Il faut bien reconnaître que ce combo hollandais s’est fabriqué un logo fortement réminiscent de celui du Marillion de la première heure. Ça n’en fait pas pour autant un clone ou un disciple de la troupe de Fish. Mais cela donne un indice quant à la musique jouée par ce groupe, à savoir du néo-progressif, mais du néo-progressif à la sauce hollandaise, dans la lignée d’Egdon Heath, Odyssice ou Like Wendy. Pour affiner davantage encore la description, on peut préciser que la musique de Silhouette se veut avant tout mélodique. On a souvent caractérisé le néo-progressif par l’attirance de certains groupes vers l’énergie du hard.  Silhouette s’en éloigne, étant plus attiré par les atmosphères ouatées et mélancoliques. Cela confine parfois même à la pop à tendance discrètement symphonique. A Maze est donc le premier opus de ce groupe
qui s’est réuni il y a 4 à 5 ans, à l’instigation de Jos Uffing, transfuge de Cliffhanger, dont certains membres ont resurgi au sein de Knight Area, avec le succès que l’on sait. Quand on y regarde d’un peu plus près,  on s’aperçoit qu’en réalité il y a trois compositeurs et trois chanteurs à part entière dans ce groupe : Jos Uffing, le batteur, Brian de Graeve, le guitariste et Erik Laan, le claviériste, chacun ayant un style de  composition propre.
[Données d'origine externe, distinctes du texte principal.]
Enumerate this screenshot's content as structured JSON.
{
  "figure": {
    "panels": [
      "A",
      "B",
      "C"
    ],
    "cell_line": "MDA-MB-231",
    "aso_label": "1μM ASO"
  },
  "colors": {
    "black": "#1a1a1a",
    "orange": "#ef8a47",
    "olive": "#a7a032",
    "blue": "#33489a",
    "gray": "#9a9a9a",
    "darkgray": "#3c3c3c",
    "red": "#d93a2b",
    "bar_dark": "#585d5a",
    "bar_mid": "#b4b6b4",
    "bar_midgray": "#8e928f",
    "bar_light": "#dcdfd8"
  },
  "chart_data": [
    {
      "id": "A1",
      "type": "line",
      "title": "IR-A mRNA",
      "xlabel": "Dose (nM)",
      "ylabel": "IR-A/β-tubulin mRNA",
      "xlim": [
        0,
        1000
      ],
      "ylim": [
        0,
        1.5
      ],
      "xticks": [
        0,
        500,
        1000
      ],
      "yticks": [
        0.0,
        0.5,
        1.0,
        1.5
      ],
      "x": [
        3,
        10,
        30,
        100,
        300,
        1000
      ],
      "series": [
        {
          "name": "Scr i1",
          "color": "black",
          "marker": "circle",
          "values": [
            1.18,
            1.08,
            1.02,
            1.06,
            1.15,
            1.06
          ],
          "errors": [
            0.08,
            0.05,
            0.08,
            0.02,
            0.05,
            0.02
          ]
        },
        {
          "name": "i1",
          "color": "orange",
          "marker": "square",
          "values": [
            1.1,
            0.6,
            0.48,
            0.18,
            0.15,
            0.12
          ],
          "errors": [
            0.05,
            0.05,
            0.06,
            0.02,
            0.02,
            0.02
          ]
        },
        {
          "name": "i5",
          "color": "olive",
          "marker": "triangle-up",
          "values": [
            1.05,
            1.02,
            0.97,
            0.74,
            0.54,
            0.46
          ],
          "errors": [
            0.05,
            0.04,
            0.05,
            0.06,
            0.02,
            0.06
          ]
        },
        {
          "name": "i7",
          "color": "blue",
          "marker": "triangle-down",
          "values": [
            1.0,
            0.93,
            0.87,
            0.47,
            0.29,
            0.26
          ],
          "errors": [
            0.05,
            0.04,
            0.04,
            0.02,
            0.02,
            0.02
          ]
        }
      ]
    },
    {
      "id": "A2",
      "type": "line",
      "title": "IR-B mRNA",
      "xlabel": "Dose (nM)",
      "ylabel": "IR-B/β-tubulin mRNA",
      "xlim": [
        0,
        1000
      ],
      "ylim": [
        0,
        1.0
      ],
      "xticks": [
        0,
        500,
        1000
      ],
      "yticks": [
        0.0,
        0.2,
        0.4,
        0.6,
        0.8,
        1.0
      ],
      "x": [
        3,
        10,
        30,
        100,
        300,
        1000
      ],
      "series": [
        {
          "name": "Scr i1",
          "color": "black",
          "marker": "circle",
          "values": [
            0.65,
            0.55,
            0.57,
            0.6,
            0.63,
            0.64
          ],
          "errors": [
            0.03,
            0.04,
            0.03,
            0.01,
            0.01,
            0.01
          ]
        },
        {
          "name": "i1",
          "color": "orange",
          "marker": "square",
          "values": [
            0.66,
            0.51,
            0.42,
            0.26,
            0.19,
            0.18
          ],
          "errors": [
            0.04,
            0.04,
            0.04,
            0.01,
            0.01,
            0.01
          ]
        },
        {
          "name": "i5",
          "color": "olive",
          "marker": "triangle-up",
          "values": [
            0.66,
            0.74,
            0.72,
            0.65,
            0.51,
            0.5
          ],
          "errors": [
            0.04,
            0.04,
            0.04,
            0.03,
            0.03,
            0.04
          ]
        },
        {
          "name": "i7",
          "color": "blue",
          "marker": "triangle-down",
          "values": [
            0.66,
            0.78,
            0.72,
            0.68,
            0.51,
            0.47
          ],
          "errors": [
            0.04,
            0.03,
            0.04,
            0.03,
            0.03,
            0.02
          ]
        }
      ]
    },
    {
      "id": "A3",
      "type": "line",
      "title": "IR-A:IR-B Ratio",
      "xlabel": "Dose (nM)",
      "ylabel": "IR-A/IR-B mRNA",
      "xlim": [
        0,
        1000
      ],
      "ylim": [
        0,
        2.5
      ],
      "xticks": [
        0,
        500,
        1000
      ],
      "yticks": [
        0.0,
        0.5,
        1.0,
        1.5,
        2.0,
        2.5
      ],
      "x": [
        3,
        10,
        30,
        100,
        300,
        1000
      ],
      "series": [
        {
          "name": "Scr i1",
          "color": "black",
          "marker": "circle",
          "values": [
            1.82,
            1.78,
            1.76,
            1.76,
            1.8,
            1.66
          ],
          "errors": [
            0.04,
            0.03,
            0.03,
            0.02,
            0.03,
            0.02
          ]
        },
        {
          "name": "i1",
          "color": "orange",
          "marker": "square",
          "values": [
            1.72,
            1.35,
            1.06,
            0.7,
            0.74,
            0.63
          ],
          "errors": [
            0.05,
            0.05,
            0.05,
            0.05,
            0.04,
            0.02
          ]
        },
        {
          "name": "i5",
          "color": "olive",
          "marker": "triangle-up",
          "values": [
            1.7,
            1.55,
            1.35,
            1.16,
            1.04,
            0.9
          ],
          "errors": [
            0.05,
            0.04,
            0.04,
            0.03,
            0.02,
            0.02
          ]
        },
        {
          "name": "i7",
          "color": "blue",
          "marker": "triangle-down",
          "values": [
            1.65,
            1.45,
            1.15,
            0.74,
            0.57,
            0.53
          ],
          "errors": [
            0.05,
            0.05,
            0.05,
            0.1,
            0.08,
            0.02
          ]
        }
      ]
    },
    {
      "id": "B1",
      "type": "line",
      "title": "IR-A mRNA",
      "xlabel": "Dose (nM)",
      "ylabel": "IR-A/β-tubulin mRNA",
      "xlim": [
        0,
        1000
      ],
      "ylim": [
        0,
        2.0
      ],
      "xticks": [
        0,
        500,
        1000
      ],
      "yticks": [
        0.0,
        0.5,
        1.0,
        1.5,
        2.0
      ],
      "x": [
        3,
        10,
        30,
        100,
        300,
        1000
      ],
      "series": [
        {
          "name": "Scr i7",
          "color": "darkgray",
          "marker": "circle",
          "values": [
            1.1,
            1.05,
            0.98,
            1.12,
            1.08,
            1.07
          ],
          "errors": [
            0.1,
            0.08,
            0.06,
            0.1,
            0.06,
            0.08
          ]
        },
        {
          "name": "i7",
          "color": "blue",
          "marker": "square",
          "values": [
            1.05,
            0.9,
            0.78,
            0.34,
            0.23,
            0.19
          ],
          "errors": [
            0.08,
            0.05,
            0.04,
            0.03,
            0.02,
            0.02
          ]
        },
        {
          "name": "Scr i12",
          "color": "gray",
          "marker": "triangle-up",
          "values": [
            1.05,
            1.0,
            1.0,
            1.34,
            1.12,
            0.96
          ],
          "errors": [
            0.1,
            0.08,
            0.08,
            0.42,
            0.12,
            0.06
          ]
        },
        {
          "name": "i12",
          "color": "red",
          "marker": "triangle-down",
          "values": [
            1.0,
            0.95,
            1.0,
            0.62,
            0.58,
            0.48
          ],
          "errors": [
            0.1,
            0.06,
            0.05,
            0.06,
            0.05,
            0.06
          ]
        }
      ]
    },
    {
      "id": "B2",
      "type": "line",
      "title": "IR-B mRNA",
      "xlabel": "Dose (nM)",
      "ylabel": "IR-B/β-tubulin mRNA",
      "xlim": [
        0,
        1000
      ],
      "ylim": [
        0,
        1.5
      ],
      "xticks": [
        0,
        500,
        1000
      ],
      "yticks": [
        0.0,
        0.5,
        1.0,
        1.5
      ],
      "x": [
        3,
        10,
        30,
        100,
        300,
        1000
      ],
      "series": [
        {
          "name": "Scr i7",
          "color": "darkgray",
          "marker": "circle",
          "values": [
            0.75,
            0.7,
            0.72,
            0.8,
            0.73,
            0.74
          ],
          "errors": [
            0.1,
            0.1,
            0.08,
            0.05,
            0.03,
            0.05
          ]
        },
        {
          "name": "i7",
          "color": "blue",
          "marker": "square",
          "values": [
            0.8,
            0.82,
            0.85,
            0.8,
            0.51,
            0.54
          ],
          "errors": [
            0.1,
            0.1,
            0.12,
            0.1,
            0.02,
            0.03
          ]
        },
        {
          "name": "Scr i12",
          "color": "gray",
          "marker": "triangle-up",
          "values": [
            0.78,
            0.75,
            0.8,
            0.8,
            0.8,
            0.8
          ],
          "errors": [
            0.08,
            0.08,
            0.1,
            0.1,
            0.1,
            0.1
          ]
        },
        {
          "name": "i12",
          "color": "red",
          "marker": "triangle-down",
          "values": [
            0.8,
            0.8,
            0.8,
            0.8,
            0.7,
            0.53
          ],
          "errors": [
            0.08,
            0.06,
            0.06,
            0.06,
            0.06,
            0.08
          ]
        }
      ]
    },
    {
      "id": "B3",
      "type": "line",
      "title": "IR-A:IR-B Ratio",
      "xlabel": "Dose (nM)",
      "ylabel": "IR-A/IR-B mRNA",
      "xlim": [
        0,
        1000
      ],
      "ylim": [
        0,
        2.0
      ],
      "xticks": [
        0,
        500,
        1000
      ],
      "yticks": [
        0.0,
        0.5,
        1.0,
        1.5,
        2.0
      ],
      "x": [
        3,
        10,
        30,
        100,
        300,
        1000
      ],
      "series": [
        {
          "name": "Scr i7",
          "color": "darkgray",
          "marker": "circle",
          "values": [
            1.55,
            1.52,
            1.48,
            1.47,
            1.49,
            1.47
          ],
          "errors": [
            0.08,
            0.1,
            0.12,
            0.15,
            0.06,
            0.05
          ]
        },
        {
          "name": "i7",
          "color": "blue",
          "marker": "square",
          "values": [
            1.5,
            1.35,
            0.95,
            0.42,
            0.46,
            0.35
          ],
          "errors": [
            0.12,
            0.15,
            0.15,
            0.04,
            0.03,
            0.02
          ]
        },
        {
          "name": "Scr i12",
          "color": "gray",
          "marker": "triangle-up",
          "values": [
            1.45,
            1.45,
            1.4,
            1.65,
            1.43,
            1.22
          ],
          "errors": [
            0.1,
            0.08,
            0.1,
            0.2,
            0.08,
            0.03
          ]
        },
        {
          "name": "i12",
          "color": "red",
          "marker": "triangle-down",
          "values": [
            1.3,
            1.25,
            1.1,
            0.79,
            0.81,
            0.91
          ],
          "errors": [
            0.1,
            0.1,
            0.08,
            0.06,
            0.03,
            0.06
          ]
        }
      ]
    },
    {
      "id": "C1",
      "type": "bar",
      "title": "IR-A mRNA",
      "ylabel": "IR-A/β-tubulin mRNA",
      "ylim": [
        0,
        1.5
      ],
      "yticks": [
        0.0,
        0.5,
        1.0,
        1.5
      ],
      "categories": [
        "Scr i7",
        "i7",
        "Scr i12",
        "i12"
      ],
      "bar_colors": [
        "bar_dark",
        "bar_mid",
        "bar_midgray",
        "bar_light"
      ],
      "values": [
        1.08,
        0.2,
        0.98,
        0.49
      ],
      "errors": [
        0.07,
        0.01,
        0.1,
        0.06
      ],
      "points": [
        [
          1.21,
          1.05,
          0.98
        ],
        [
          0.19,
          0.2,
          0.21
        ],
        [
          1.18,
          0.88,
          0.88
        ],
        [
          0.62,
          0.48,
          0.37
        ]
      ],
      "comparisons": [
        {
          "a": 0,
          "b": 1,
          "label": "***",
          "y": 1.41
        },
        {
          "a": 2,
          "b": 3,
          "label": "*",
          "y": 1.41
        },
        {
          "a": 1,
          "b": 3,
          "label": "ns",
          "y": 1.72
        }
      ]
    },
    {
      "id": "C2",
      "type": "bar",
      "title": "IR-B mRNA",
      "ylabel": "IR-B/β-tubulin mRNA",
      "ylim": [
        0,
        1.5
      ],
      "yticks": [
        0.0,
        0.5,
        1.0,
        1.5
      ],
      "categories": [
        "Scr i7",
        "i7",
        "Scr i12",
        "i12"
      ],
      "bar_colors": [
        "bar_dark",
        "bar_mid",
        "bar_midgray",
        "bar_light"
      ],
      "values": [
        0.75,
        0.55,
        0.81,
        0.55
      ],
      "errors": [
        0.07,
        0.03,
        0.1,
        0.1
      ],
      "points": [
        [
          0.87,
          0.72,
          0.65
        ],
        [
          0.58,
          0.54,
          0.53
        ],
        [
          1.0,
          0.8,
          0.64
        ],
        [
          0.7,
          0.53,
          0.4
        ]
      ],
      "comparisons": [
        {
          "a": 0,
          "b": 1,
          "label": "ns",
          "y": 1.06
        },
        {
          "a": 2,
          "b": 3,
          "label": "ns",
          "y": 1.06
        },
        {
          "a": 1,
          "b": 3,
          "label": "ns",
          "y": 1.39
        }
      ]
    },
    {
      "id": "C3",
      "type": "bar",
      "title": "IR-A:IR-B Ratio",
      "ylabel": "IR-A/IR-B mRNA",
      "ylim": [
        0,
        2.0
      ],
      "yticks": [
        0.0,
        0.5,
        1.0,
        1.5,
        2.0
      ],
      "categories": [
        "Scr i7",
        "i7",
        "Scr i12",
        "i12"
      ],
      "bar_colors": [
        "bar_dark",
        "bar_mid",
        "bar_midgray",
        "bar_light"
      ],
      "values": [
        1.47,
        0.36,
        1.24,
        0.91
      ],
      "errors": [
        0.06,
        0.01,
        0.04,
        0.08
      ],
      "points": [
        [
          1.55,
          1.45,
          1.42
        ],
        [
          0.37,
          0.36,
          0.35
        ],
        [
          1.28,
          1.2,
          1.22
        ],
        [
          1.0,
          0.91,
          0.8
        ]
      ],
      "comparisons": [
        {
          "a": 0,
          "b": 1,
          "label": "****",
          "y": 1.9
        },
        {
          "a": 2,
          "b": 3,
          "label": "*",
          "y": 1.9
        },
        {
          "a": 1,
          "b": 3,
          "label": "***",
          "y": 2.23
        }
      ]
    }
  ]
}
Jos Uffing représente le versant pop, avec des compositions plus courtes et concises. Erik Laan se situe dans un registre très floydien, The lie empruntant pas mal à Wish you were here alors  que Long distance s’inspire de Comfortably numb. Brian de Graeve est le pôle le plus progressif du groupe avec, à son actif, les compositions les plus longues et les plus alambiquées. Si la voix de Jos Uffing est un tantinet plus  rocailleuse que celle de chacun de ses comparses, l’unité du groupe est préservée et réalisée par le travail sur les sonorités et les arrangements. La musique de Silhouette se polarise donc avant tout sur la dimension mélodique mais il faut bien reconnaître que c’est dans le contexte des compositions les plus amples que cette finesse mélodique s’exprime le mieux. On peut regretter par ailleurs que le groupe n’instille un peu plus de vigueur et de contraste dans sa musique : les mélodies aussi jolies soient-elles, finissent par laisser une vague impression d’uniformité. Un premier essai plus que prometteur.